By Balazs Koranyi and Francesco Canepa

FRANKFURT (Reuters) – The European Central Bank is almost certain to cut interest rates again on Thursday, but with inflation risks still simmering despite a stuttering euro zone economy, investors will be searching its statements for clues about further easing.

The ECB lowered its deposit rate to 3.75% in June and an array of policymakers have already backed another cut, suggesting their debate is likely to focus on how quickly borrowing costs need to fall in subsequent meetings.

The likely outcome is that ECB President Christine Lagarde will stick to the bank’s recent narrative that decisions are taken meeting by meeting, based on incoming data.

But she may also say that all meetings are “live”, keeping open the door to a cut in October, even while some conservative “hawks” make the case for slower easing while inflation across the 20-country euro zone remains above the ECB’s 2% target.

“All eyes will be on any messages regarding the future path of rate cuts, particularly the chances of another 25 basis point move being announced as early as October,” Santander (BME:) economist Antonio Villarroya said.

More dovish policymakers, mainly from the bloc’s south, are likely to say that recession risks are rising and that with inflation within striking distance of the target at 2.2%, ECB rates are now restricting growth far more than needed.

But inflation-wary hawks, who are still in a majority, say the labour market remains too hot for the ECB to sit back, and that underlying price pressures, as evidenced in stubborn services costs, raise the risk of resurgent inflation.

NEW FORECASTS

New economic forecasts are unlikely to settle the debate.

Quarterly projections from the ECB’s staff are expected to show slightly lower growth this year and inflation broadly on the same path as in June and set to return to 2% on a “sustainable” basis by the second half of next year.

That means few if any policymakers are likely to argue against further easing, with the key divide being just how quickly the ECB should move.

“The hawks haven’t taken flight,” Davide Oneglia at TS Lombard said. “Their new goal is to manage cut expectations … be ready for growing frictions in the Governing Council as the policy rate declines.”

Hawkish policymakers have made clear that they see quarterly rate cuts as appropriate, since key growth and wage indicators – which inform the ECB’s own projections – are compiled every three months.

Investors are also divided, with another cut by December fully priced into financial markets but the chance of an interim move in October oscillating between 40% and 50%.

Lagarde’s main task in her 1245 GMT news conference will be to keep all options on the table without stoking expectations for October.

“We expect the ECB to adopt a stance similar to the one in June: it will make clear that the direction on rates remains downwards, but it will not give a clear signal for the size and timing of the next move,” JP Morgan economist Greg Fuzesi said.

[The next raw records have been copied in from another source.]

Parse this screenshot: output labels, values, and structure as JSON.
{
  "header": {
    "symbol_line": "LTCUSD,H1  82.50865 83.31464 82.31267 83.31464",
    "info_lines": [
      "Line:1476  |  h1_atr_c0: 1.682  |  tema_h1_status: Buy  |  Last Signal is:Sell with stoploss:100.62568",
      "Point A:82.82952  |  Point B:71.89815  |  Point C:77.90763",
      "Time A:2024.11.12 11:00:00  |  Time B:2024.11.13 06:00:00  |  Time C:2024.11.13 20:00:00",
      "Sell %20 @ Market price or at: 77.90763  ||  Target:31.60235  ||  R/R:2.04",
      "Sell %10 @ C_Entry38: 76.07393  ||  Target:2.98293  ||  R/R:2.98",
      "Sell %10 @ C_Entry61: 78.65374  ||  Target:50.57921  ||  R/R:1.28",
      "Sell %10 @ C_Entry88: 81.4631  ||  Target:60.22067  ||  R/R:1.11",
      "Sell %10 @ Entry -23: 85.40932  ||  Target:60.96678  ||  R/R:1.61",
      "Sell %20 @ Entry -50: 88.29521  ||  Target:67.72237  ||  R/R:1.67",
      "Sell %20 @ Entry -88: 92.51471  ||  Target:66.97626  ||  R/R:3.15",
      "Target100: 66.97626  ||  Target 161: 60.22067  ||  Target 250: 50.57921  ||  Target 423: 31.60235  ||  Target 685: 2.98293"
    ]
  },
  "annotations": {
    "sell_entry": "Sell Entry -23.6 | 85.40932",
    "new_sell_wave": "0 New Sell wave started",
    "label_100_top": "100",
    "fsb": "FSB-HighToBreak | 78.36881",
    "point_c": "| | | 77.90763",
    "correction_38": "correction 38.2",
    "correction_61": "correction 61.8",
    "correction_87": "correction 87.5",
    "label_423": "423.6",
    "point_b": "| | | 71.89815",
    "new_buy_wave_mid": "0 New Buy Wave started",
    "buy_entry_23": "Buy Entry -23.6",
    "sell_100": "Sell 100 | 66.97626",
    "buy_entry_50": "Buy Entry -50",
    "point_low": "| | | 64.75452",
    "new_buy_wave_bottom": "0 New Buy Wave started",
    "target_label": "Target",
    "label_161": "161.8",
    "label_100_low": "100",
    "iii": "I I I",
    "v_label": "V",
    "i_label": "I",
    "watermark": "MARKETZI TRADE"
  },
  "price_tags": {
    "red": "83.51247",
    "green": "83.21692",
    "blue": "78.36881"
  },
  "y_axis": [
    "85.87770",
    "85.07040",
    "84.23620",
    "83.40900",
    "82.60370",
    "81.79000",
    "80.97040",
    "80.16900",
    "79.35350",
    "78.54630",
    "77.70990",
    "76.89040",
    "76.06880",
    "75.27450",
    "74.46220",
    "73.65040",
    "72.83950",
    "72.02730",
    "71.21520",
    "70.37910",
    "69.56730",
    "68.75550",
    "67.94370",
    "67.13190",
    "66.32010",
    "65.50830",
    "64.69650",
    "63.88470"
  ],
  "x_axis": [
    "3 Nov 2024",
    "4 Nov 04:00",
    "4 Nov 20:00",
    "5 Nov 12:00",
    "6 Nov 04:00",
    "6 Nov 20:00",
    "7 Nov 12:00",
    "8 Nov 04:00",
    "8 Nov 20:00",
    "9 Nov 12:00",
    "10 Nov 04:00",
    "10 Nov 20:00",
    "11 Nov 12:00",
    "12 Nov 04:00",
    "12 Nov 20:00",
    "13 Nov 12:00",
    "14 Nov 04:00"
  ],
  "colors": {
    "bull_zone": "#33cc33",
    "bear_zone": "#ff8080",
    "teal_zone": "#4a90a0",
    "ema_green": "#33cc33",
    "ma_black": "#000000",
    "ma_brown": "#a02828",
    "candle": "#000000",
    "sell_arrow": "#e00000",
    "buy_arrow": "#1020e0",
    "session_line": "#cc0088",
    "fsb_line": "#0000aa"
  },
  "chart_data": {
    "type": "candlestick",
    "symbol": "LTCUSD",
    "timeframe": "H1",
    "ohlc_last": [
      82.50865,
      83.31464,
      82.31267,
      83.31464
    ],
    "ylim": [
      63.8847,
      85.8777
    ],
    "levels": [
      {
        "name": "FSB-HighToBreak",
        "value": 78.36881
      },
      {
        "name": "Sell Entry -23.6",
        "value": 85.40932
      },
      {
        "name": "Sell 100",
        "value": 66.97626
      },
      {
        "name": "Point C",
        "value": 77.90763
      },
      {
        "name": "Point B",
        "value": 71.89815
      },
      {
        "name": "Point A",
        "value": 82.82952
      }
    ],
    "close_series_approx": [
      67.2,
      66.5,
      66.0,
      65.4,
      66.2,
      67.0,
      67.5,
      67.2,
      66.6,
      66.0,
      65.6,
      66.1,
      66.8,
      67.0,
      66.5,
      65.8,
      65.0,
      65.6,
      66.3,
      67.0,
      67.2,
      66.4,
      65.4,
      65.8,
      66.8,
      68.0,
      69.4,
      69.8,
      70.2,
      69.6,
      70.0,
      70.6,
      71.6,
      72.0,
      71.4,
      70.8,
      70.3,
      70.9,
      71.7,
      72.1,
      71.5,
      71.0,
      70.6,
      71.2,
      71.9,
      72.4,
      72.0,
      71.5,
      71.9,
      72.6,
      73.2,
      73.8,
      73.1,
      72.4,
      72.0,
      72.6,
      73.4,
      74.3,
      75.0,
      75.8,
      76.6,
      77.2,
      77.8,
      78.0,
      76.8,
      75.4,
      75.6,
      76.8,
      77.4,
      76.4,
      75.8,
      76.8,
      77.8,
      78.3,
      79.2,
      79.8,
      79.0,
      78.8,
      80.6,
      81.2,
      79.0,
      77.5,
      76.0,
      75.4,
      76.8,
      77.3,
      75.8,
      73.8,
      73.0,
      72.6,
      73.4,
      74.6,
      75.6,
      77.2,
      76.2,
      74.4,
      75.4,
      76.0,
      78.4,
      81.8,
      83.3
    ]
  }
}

“We think, however, that the implicit message will be consistent with a next move in December, rather than in October.”

TECHNICAL RATE CUT

With Thursday’s move, the ECB’s deposit rate will fall by 25 basis points to 3.5%. The refinancing rate is meanwhile likely to fall by a much bigger 60 basis points in a long-flagged technical adjustment.

The gap between the two interest rates has been set at 50 basis points for years and the ECB announced plans in March to narrow this corridor to 15 basis points from September in a move that could eventually rekindle lending between banks.

Such a revival is still years away, so the ECB’s move is a pre-emptive adjustment of its operating framework.

For now, banks are sitting on 3 trillion euros of excess liquidity and deposit this with the bank overnight, making the deposit rate in effect the ECB’s main policy instrument.

Over time this liquidity should dwindle, pushing banks to borrow again from the ECB at the refinancing rate, traditionally the central bank’s benchmark interest rate.

Once that happens, the main rate will regain its headline status, while the narrower rate corridor should help the ECB better manage market rates.